How can I simplify some of the speech tags returned by a Stanford POS tester? In NLTK, it’s pretty easy to read an English sentence, find every part of a word of speech, and then use map_tag () to simplify the tag set:
#!/usr/bin/python # -*- coding: utf-8 -*- import os from nltk.tag.stanford import POSTagger from nltk.tokenize import word_tokenize from nltk.tag import map_tag #set java_home path from within script. Run os.getenv("JAVA_HOME") to test java_home os.environ["JAVA_HOME"] = "C:\\Program Files\\Java\\jdk1.7.0_25\\bin" english = u"the whole earth swarms with living beings, every plant, every grain and leaf, supports the life of thousands." path_to_english_model = "C:\\Text\\Professional\\Digital Humanities\\Packages and Tools\\Stanford Packages\\stanford-postagger-full-2014-08-27\\stanford-postagger-full-2014-08-27\\models\\english-bidirectional-distsim.tagger" path_to_jar = "C:\\Text\\Professional\\Digital Humanities\\Packages and Tools\\Stanford Packages\\stanford-postagger-full-2014-08-27\\stanford-postagger-full-2014-08-27\\stanford-postagger.jar" #define english and french taggers english_tagger = POSTagger(path_to_english_model, path_to_jar, encoding="utf-8") #each tuple in list_of_english_pos_tuples = (word, pos) list_of_english_pos_tuples = english_tagger.tag(word_tokenize(english)) simplified_pos_tags_english = [(word, map_tag('en-ptb', 'universal', tag)) for word, tag in list_of_english_pos_tuples] print simplified_pos_tags_english #output = [(u'the', u'DET'), (u'whole', u'ADJ'), (u'earth', u'NOUN'), (u'swarms', u'NOUN'), (u'with', u'ADP'), (u'living', u'NOUN'), (u'beings', u'NOUN'), (u',', u'.'), (u'every', u'DET'), (u'plant', u'NOUN'), (u',', u'.'), (u'every', u'DET'), (u'grain', u'NOUN'), (u'and', u'CONJ'), (u'leaf', u'NOUN'), (u',', u'.'), (u'supports', u'VERB'), (u'the', u'DET'), (u'life', u'NOUN'), (u'of', u'ADP'), (u'thousands', u'NOUN'), (u'.', u'.')]

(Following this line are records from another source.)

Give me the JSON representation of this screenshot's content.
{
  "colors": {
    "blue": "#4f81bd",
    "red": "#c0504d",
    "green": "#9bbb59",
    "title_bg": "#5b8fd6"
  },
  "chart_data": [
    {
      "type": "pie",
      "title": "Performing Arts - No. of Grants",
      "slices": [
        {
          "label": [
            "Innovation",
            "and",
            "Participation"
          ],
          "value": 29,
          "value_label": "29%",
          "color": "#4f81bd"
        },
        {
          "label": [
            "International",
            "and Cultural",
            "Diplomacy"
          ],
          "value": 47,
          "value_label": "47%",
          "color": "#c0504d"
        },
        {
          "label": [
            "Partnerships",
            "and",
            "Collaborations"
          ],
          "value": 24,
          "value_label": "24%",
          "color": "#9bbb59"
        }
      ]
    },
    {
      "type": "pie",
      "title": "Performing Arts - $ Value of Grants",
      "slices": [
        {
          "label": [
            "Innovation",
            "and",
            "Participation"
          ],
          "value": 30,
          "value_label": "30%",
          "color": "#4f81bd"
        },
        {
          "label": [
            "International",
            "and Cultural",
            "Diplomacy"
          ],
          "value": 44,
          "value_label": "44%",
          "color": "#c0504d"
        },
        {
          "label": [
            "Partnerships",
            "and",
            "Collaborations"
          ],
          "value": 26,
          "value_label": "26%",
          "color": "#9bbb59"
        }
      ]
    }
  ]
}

But I'm not sure how to map the French tags returned by the following code to a universal tag set:
#!/usr/bin/python # -*- coding: utf-8 -*- import os from nltk.tag.stanford import POSTagger from nltk.tokenize import word_tokenize from nltk.tag import map_tag #set java_home path from within script. Run os.getenv("JAVA_HOME") to test java_home os.environ["JAVA_HOME"] = "C:\\Program Files\\Java\\jdk1.7.0_25\\bin" french = u"Chaque plante, chaque graine, chaque particule de matière organique contient des milliers d'atomes animés." path_to_french_model = "C:\\Text\\Professional\\Digital Humanities\\Packages and Tools\\Stanford Packages\\stanford-postagger-full-2014-08-27\\stanford-postagger-full-2014-08-27\\models\\french.tagger" path_to_jar = "C:\\Text\\Professional\\Digital Humanities\\Packages and Tools\\Stanford Packages\\stanford-postagger-full-2014-08-27\\stanford-postagger-full-2014-08-27\\stanford-postagger.jar" french_tagger = POSTagger(path_to_french_model, path_to_jar, encoding="utf-8") list_of_french_pos_tuples = french_tagger.tag(word_tokenize(french)) #up to this point all is well, but I'm not sure how to successfully create a simplified pos tagset with the French tuples simplified_pos_tags_french = [(word, map_tag('SOME_ARGUMENT', 'universal', tag)) for word, tag in list_of_french_pos_tuples] print simplified_pos_tags_french
Does anyone know how to simplify the default tag set used by the French model in the Stanford PST tester? I would be grateful for any ideas that others may offer on this subject.